We start our Festival of Lights — Chanukah — two days from now on Sunday evening, just 3 days before the shortest and darkest day of the year. From childhood on, I have always loved the idea that we start with one candle on the first night, then add a second candle on the second night, all the way up to eight candles on the eighth day.

There is a beautiful simplicity in these images. The holiday itself celebrates a successful rebellion against a foreign ruler bent on the obliteration of religious Judaism. We won with great difficulty, tiny lights of rebellion pushing back against an oppressive darkness. We feel that same spirit of rebellion here in winter, in how our menorah candles push back against the increasing darkness of this season. It raises our spirits.

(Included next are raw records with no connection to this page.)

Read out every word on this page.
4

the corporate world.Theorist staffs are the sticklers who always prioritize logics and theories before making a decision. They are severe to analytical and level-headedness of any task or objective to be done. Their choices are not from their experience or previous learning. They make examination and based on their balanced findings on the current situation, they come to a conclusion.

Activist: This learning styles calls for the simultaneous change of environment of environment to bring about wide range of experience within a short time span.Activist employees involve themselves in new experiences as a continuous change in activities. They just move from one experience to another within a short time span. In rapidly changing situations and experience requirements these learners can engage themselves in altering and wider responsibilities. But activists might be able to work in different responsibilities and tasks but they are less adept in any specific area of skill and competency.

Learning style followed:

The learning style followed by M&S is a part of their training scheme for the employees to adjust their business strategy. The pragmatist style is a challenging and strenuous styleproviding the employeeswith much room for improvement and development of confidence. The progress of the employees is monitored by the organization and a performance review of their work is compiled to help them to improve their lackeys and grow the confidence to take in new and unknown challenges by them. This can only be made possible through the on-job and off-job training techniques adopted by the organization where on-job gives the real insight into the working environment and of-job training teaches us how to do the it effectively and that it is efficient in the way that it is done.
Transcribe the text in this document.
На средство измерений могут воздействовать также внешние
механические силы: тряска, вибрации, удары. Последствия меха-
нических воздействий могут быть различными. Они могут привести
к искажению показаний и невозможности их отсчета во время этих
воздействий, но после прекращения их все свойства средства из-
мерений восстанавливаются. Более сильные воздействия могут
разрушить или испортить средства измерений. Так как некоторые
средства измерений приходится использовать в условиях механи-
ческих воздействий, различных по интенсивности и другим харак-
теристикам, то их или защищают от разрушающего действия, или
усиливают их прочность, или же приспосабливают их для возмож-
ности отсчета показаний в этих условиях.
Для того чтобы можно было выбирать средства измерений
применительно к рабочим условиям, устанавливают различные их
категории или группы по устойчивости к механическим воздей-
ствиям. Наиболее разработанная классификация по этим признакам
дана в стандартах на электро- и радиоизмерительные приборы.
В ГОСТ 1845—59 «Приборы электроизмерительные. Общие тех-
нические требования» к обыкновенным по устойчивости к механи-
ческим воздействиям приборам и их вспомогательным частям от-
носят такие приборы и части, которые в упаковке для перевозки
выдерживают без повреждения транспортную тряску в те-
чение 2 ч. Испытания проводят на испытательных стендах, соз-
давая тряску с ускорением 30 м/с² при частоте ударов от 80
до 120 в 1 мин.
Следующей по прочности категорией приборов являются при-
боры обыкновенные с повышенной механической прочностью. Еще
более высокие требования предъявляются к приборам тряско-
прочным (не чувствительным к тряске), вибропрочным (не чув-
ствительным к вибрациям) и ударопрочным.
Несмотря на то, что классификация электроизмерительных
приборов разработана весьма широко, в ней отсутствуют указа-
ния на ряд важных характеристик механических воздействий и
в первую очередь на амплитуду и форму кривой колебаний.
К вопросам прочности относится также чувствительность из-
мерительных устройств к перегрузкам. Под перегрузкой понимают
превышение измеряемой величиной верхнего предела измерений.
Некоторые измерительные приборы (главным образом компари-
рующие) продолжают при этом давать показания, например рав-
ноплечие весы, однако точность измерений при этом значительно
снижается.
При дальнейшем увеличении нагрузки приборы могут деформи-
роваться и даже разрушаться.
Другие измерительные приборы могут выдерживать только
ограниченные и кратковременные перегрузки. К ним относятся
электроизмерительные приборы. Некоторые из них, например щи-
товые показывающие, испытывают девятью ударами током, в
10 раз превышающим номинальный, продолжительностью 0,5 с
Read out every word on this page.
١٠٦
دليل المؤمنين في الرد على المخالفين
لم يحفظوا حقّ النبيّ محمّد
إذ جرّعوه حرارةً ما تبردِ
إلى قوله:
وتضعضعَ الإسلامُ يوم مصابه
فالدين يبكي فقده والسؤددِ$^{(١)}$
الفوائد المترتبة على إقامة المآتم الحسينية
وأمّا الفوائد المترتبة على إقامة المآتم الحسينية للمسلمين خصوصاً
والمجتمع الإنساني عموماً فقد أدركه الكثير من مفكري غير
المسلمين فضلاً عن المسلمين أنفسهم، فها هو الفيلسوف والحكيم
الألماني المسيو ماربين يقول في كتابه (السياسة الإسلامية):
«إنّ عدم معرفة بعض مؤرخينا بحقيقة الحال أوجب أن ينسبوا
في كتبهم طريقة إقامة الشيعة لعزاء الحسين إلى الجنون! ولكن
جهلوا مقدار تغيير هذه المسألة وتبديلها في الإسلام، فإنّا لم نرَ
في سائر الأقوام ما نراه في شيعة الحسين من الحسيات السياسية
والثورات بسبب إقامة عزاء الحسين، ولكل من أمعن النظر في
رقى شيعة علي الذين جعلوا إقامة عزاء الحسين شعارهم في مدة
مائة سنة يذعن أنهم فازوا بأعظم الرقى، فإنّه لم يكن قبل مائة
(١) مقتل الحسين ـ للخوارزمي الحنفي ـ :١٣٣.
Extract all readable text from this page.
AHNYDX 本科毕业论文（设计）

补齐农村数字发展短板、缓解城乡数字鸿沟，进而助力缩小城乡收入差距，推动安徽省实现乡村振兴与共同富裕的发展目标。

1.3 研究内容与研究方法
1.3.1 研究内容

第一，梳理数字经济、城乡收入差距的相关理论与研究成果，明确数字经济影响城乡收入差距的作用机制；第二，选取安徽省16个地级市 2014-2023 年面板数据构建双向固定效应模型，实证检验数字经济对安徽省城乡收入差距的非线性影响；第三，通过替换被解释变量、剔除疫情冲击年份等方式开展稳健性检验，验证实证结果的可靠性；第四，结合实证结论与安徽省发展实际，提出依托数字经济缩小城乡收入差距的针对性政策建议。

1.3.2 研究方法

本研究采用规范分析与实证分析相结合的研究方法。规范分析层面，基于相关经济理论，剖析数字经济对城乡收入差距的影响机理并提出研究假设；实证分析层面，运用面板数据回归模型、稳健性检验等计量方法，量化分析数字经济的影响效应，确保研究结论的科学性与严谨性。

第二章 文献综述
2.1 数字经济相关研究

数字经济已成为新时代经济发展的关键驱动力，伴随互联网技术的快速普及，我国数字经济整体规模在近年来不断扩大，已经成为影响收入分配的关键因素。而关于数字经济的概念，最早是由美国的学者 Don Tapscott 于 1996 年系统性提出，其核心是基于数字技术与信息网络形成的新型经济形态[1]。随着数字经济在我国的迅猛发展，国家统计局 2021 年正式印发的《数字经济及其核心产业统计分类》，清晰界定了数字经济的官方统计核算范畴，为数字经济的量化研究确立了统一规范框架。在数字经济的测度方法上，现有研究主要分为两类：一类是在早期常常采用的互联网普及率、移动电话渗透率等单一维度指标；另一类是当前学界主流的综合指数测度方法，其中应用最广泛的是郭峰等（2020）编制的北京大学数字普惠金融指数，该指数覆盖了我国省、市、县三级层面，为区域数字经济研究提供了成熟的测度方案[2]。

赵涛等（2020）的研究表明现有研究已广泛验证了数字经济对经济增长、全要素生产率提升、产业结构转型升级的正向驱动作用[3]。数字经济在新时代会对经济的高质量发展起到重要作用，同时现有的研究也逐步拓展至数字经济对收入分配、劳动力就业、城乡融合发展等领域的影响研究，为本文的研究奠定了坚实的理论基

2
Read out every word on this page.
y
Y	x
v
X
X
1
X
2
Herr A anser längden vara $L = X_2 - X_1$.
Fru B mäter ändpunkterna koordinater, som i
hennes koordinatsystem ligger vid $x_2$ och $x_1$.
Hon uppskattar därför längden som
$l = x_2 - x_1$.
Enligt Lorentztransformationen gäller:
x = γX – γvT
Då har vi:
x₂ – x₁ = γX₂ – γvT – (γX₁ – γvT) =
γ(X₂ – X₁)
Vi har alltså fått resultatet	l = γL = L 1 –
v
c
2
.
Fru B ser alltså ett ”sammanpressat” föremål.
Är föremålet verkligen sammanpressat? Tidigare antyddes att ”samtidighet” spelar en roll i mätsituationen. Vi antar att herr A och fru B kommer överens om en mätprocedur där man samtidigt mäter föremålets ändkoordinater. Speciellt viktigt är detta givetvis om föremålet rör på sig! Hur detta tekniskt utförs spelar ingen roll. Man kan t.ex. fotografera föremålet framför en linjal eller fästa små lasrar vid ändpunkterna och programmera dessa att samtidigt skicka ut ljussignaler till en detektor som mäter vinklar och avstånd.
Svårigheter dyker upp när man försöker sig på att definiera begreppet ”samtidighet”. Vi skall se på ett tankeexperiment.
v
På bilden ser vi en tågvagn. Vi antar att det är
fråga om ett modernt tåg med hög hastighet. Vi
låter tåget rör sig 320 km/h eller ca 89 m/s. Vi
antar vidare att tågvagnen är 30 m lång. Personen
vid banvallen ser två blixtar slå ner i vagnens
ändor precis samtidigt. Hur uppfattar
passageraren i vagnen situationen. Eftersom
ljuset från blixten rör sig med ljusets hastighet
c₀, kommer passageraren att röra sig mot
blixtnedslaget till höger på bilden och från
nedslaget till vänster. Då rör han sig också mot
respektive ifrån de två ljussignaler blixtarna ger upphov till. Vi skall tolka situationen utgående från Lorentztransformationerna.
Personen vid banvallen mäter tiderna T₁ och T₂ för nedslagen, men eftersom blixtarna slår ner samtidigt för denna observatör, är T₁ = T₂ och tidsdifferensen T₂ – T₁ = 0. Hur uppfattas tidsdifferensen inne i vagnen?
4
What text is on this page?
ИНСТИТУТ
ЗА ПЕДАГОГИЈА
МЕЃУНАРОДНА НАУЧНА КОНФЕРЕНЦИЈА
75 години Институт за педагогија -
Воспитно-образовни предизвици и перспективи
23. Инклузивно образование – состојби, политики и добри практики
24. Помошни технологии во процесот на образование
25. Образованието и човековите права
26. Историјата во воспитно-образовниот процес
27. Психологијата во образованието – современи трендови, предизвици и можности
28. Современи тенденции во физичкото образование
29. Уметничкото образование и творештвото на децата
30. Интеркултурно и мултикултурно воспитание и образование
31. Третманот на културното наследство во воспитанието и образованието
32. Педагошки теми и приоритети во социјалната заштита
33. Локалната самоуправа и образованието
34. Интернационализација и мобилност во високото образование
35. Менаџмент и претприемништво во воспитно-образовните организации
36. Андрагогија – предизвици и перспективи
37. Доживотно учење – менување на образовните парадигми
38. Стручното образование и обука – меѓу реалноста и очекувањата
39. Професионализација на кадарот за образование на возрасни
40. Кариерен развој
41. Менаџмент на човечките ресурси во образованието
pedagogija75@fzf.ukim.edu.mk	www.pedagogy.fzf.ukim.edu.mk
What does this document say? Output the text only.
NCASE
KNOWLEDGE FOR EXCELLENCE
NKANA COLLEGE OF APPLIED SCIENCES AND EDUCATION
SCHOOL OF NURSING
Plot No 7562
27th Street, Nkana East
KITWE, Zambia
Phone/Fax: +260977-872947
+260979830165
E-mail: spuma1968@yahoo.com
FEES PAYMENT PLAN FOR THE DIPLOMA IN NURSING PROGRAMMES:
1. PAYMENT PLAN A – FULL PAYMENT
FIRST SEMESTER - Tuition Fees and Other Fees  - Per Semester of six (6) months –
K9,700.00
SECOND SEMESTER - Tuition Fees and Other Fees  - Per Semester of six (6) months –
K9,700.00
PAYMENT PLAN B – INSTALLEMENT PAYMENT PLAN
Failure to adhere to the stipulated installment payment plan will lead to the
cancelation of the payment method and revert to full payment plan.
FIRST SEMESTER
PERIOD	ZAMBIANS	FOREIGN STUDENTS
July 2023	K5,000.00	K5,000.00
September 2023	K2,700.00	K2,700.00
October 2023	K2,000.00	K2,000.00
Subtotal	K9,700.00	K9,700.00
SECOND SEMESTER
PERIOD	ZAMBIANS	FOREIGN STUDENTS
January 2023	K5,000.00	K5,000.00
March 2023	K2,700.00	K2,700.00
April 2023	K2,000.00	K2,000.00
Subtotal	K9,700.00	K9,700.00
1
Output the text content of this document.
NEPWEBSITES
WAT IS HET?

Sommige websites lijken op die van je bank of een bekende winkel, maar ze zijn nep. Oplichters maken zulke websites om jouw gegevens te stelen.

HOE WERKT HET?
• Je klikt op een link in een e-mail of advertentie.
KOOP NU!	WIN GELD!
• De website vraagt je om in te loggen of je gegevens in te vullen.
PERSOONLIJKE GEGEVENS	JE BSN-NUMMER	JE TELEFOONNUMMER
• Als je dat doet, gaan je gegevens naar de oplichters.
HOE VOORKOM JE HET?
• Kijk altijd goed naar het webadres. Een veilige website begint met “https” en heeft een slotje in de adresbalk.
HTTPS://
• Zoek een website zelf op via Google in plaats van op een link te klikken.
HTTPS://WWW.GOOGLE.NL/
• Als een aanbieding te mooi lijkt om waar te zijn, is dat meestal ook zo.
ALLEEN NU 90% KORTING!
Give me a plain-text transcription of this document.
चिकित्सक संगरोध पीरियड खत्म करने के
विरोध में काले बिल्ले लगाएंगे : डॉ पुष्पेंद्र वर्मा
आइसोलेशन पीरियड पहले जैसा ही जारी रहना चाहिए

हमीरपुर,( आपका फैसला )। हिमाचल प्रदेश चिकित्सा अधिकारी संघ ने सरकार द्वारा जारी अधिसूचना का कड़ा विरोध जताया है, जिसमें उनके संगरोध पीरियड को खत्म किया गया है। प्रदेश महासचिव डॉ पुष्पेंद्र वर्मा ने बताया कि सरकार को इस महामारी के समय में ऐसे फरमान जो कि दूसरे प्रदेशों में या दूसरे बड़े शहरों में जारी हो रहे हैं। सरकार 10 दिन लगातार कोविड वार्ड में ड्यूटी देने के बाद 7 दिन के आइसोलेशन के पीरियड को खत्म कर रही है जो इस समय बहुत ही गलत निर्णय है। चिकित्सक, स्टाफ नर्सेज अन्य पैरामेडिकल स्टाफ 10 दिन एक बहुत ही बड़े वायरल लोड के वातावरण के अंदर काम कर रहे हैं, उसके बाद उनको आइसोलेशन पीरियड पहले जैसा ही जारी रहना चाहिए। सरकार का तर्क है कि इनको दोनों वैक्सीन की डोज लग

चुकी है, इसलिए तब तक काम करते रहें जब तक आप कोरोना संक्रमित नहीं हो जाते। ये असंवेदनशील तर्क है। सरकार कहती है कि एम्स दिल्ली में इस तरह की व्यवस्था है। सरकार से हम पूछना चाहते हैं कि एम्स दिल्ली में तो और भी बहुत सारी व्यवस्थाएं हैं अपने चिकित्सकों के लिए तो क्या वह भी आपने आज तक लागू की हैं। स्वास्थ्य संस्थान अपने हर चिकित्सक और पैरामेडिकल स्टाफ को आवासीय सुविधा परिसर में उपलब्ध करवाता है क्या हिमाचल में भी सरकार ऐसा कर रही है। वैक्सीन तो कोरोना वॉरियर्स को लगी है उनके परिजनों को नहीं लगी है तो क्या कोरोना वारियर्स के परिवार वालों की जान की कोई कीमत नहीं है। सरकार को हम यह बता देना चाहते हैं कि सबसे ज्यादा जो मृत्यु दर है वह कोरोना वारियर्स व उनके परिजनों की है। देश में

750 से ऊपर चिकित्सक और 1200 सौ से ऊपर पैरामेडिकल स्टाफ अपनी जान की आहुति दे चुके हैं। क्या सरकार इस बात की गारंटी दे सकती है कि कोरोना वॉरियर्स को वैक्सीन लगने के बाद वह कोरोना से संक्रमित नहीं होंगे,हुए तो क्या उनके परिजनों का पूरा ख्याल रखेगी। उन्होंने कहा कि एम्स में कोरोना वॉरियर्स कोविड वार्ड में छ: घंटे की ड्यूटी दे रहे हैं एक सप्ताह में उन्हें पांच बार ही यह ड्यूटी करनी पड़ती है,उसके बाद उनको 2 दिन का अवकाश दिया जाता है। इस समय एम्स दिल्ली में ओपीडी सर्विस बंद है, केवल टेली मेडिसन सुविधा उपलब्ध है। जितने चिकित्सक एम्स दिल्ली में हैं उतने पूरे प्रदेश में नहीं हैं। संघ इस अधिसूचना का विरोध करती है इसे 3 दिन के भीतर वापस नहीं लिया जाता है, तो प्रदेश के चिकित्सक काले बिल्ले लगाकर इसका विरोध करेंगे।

The first candle fights back against the darkness. It is a solitary protest. It flickers and casts a narrow glow. But that first candle eases the path to light the second, and the two candles offer a quiet power that nourishes the third. In turn, the third candle inspires the fourth, until finally, the eighth candle in the company of seven others bathes us in light with the darkness vanquished.

We also place our Chanukah candles near a window, facing outward into the world, trying to light up the world beyond our own homes. This light pushes out into the world, just as we are asked to do — to step out and protest the status quo through actions that repair and create a better world.

Just like our candles — one becoming two and then three – our actions are about taking small steps that sometimes don’t seem to matter. But those small steps, one after the other, somehow do make a difference, not by the size of the steps but because we are seen. And when we are seen, maybe just maybe we encourage others to take their own small steps, their actions and their lights joining ours.

Every step we take to repair the world lights a candle into the world, inspiring the next and the next and the next to be lit. Let the fullness of our eight candles and a world of light always be our goal.